Eles faziam parte de uma investigação sobre a morte de seu marido, Quintino Cereceda, que partiu em uma manhã de 2016 para participar de um protesto contra uma nova mina de cobre e nunca mais voltou.

A Sra. Huillca não sabe ler, mas consegue identificar documentos importantes: uma foto do corpo de seu marido, um ferimento a bala na testa; o formato de perguntas e respostas em que os policiais descrevem o disparo de munição real enquanto os manifestantes atiravam pedras; o logotipo da mineradora enviando comboios de caminhões por estradas não pavimentadas, provocando protestos entre os moradores fartos da poeira.

Mas hoje, a investigação esfriou.

“Todos esses anos e nada de justiça”, disse Huillca, uma agricultora quíchua de 51 anos, enquanto uma tempestade caía sobre sua aldeia, Choquecca, nos Andes do sul do Peru. “É como se não existíssemos.”

Durante anos, dezenas de casos semelhantes no Peru tiveram um destino familiar: as investigações sobre o assassinato de civis desarmados em protestos onde as forças de segurança foram mobilizadas, a maioria delas em áreas indígenas e rurais pobres, são abertas quando atraem as manchetes, apenas para serem fechado discretamente mais tarde, com as autoridades frequentemente citando a falta de evidências.

Agora, o número extraordinariamente alto de mortos durante as manifestações antigovernamentais após a destituição do presidente do país no ano passado colocou as acusações de abuso por parte das autoridades de segurança no centro das atenções globais, levantando questões sobre por que tantos assassinatos anteriores permanecem sem solução.

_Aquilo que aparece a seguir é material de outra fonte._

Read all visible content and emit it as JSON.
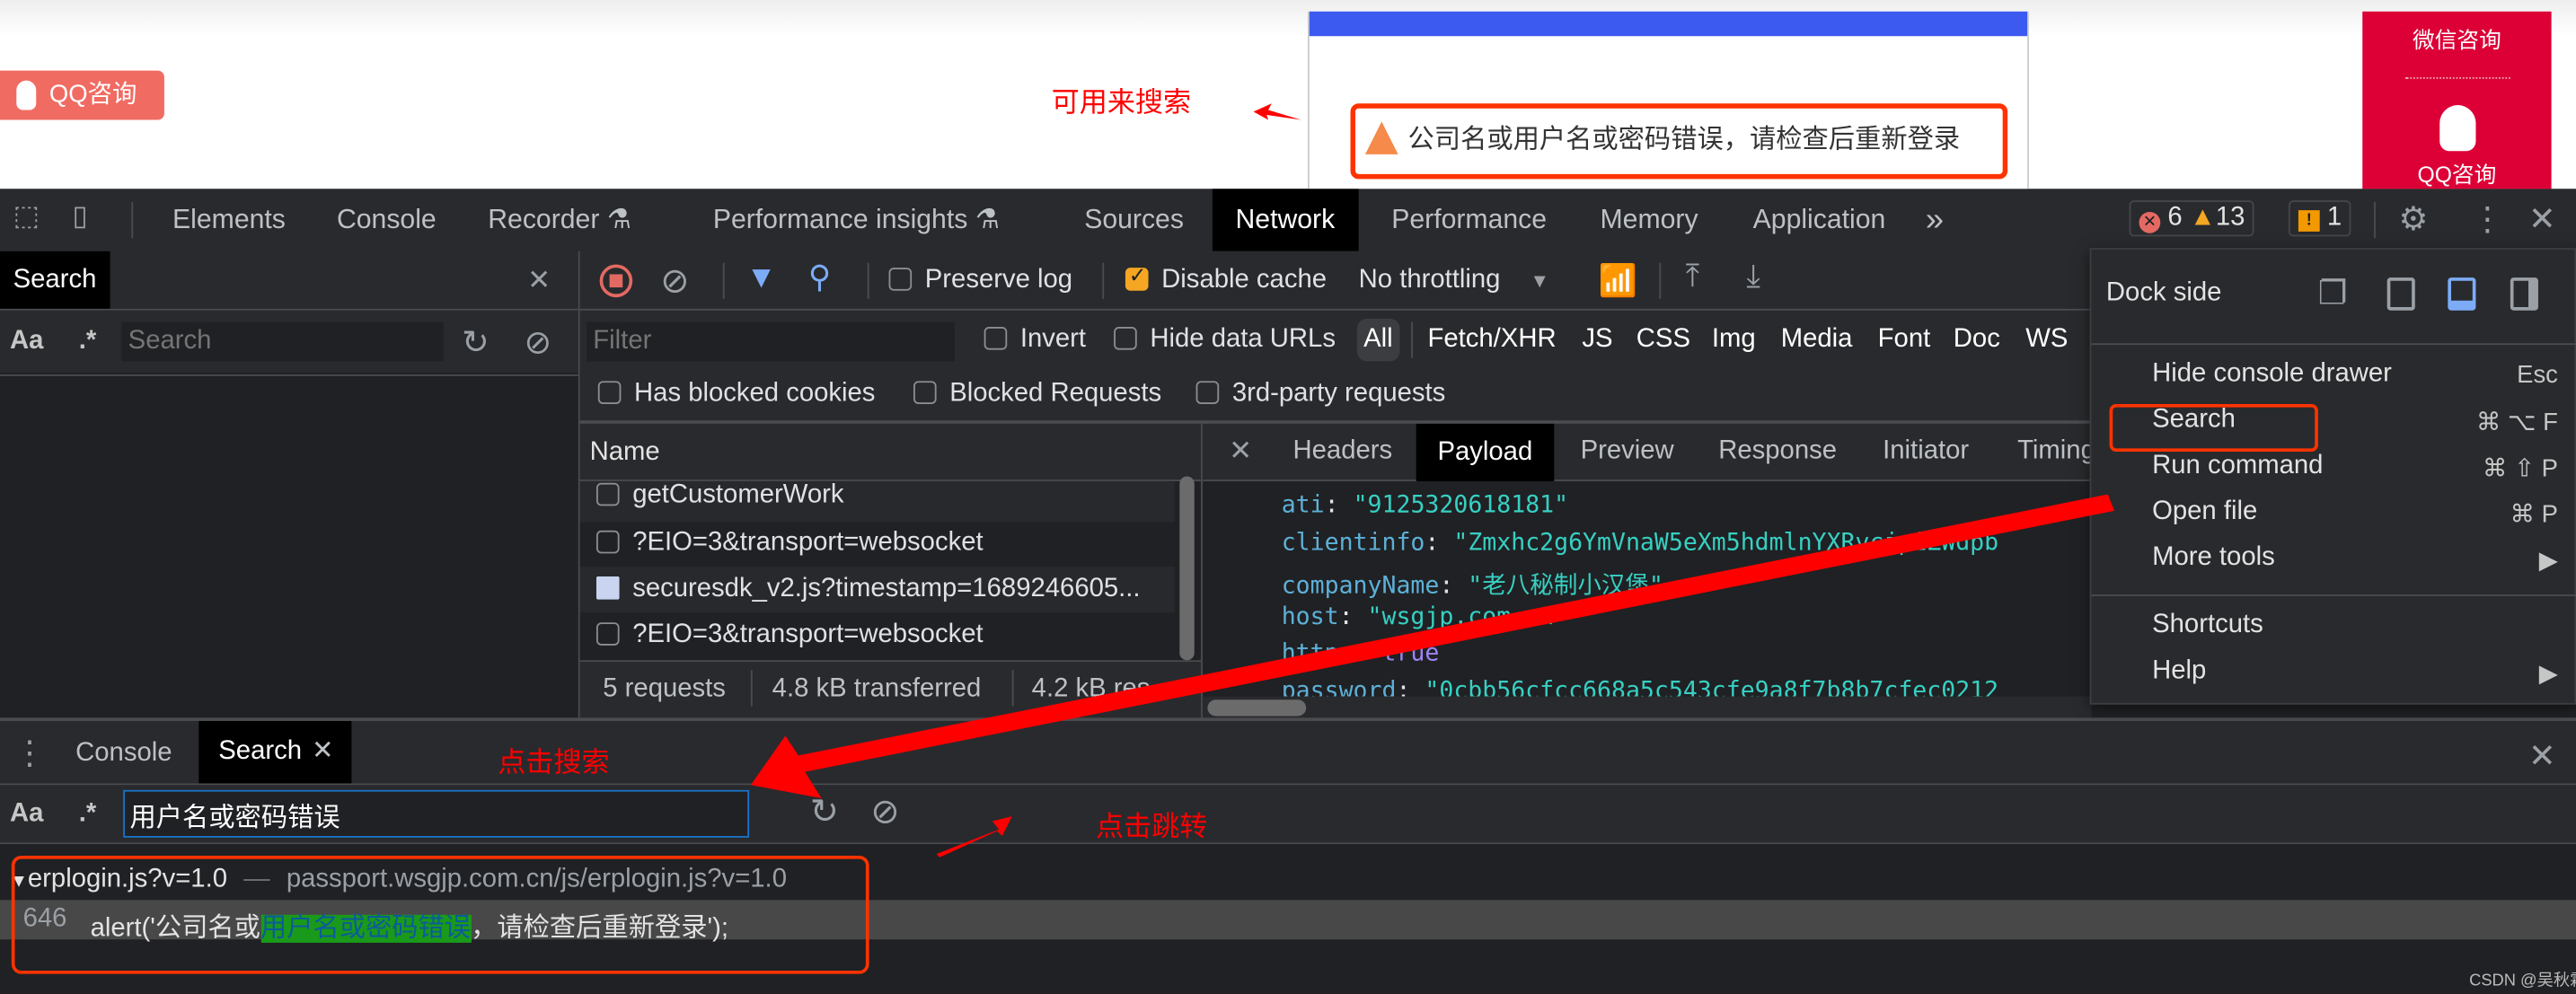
{
  "web": {
    "qq_button": "QQ咨询",
    "annotation_search": "可用来搜索",
    "alert_text": "公司名或用户名或密码错误，请检查后重新登录",
    "side_wechat": "微信咨询",
    "side_qq": "QQ咨询",
    "colors": {
      "login_bar": "#3c5af0",
      "side_panel": "#dc0037",
      "qq_button": "#f06b62"
    }
  },
  "devtools": {
    "tabs": [
      "Elements",
      "Console",
      "Recorder",
      "Performance insights",
      "Sources",
      "Network",
      "Performance",
      "Memory",
      "Application"
    ],
    "active_tab": "Network",
    "more_tabs": "»",
    "badges": {
      "errors": "6",
      "warnings": "13",
      "issues": "1"
    }
  },
  "left_search": {
    "tab": "Search",
    "aa": "Aa",
    "regex": ".*",
    "placeholder": "Search"
  },
  "network": {
    "preserve_log": "Preserve log",
    "disable_cache": "Disable cache",
    "throttling": "No throttling",
    "filter_placeholder": "Filter",
    "invert": "Invert",
    "hide_data_urls": "Hide data URLs",
    "types": [
      "All",
      "Fetch/XHR",
      "JS",
      "CSS",
      "Img",
      "Media",
      "Font",
      "Doc",
      "WS"
    ],
    "has_blocked_cookies": "Has blocked cookies",
    "blocked_requests": "Blocked Requests",
    "third_party": "3rd-party requests",
    "name_header": "Name",
    "requests": [
      "getCustomerWork",
      "?EIO=3&transport=websocket",
      "securesdk_v2.js?timestamp=1689246605...",
      "?EIO=3&transport=websocket"
    ],
    "status": {
      "requests": "5 requests",
      "transferred": "4.8 kB transferred",
      "resources": "4.2 kB res"
    }
  },
  "detail": {
    "tabs": [
      "Headers",
      "Payload",
      "Preview",
      "Response",
      "Initiator",
      "Timing"
    ],
    "active_tab": "Payload",
    "payload": [
      {
        "key": "ati",
        "value": "\"9125320618181\"",
        "type": "str"
      },
      {
        "key": "clientinfo",
        "value": "\"Zmxhc2g6YmVnaW5eXm5hdmlnYXRvcjpiZWdpb",
        "type": "str"
      },
      {
        "key": "companyName",
        "value": "\"老八秘制小汉堡\"",
        "type": "str"
      },
      {
        "key": "host",
        "value": "\"wsgjp.com.cn\"",
        "type": "str"
      },
      {
        "key": "https",
        "value": "true",
        "type": "bool"
      },
      {
        "key": "password",
        "value": "\"0cbb56cfcc668a5c543cfe9a8f7b8b7cfec0212",
        "type": "str"
      }
    ]
  },
  "menu": {
    "dock_side": "Dock side",
    "items": [
      {
        "label": "Hide console drawer",
        "shortcut": "Esc"
      },
      {
        "label": "Search",
        "shortcut": "⌘ ⌥ F"
      },
      {
        "label": "Run command",
        "shortcut": "⌘ ⇧ P"
      },
      {
        "label": "Open file",
        "shortcut": "⌘ P"
      },
      {
        "label": "More tools",
        "shortcut": "▶"
      }
    ],
    "items2": [
      {
        "label": "Shortcuts",
        "shortcut": ""
      },
      {
        "label": "Help",
        "shortcut": "▶"
      }
    ]
  },
  "drawer": {
    "tabs": [
      "Console",
      "Search"
    ],
    "annotation_click_search": "点击搜索",
    "annotation_click_jump": "点击跳转",
    "aa": "Aa",
    "regex": ".*",
    "query": "用户名或密码错误",
    "result_file": "erplogin.js?v=1.0",
    "result_sep": "—",
    "result_url": "passport.wsgjp.com.cn/js/erplogin.js?v=1.0",
    "result_line": "646",
    "result_pre": "alert('公司名或",
    "result_match": "用户名或密码错误",
    "result_post": "，请检查后重新登录');"
  },
  "watermark": "CSDN @吴秋霖"
}
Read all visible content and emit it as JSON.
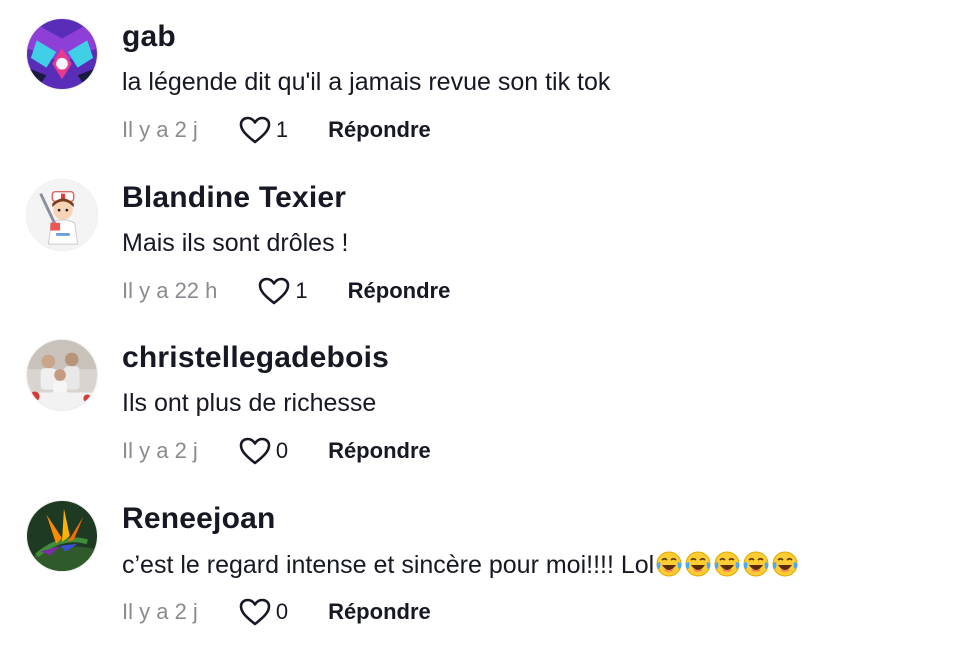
{
  "comments": [
    {
      "username": "gab",
      "text": "la légende dit qu'il a jamais revue son tik tok",
      "time": "Il y a 2 j",
      "likes": "1",
      "reply_label": "Répondre",
      "avatar_icon": "anime-character-avatar"
    },
    {
      "username": "Blandine Texier",
      "text": "Mais ils sont drôles !",
      "time": "Il y a 22 h",
      "likes": "1",
      "reply_label": "Répondre",
      "avatar_icon": "nurse-cartoon-avatar"
    },
    {
      "username": "christellegadebois",
      "text": "Ils ont plus de richesse",
      "time": "Il y a 2 j",
      "likes": "0",
      "reply_label": "Répondre",
      "avatar_icon": "group-photo-avatar"
    },
    {
      "username": "Reneejoan",
      "text": "c’est le regard intense et sincère pour moi!!!! Lol",
      "time": "Il y a 2 j",
      "likes": "0",
      "reply_label": "Répondre",
      "avatar_icon": "bird-of-paradise-flower-avatar",
      "emoji_icon": "laughing-tears-emoji",
      "emoji_count": 5
    }
  ],
  "colors": {
    "text": "#161823",
    "meta": "#8a8b91",
    "background": "#ffffff"
  }
}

Pelo menos 49 civis foram mortos em confrontos com a polícia ou militares durante os protestos após o impeachment do presidente Pedro Castillo em dezembro passado, quando tentou dissolver o Congresso e governar por decreto, segundo dados da ouvidoria do país.

Uma investigação do New York Times em março descobriu que em três cidades onde ocorreram confrontos mortais, a polícia e os soldados dispararam espingardas contra civis usando munição letal, dispararam rifles de assalto contra manifestantes em fuga e mataram pessoas desarmadas, muitas vezes em aparente violação de seus próprios protocolos.

“Passamos pela mesma coisa”, disse José Cárdenas, cujo irmão mais novo, Alberto, foi morto em 2015 em confrontos com a polícia durante protestos que também visavam uma mina de cobre. “Meu irmão não morreu em um acidente. Ele foi baleado.

Até agora, uma investigação não levou a nenhuma acusação.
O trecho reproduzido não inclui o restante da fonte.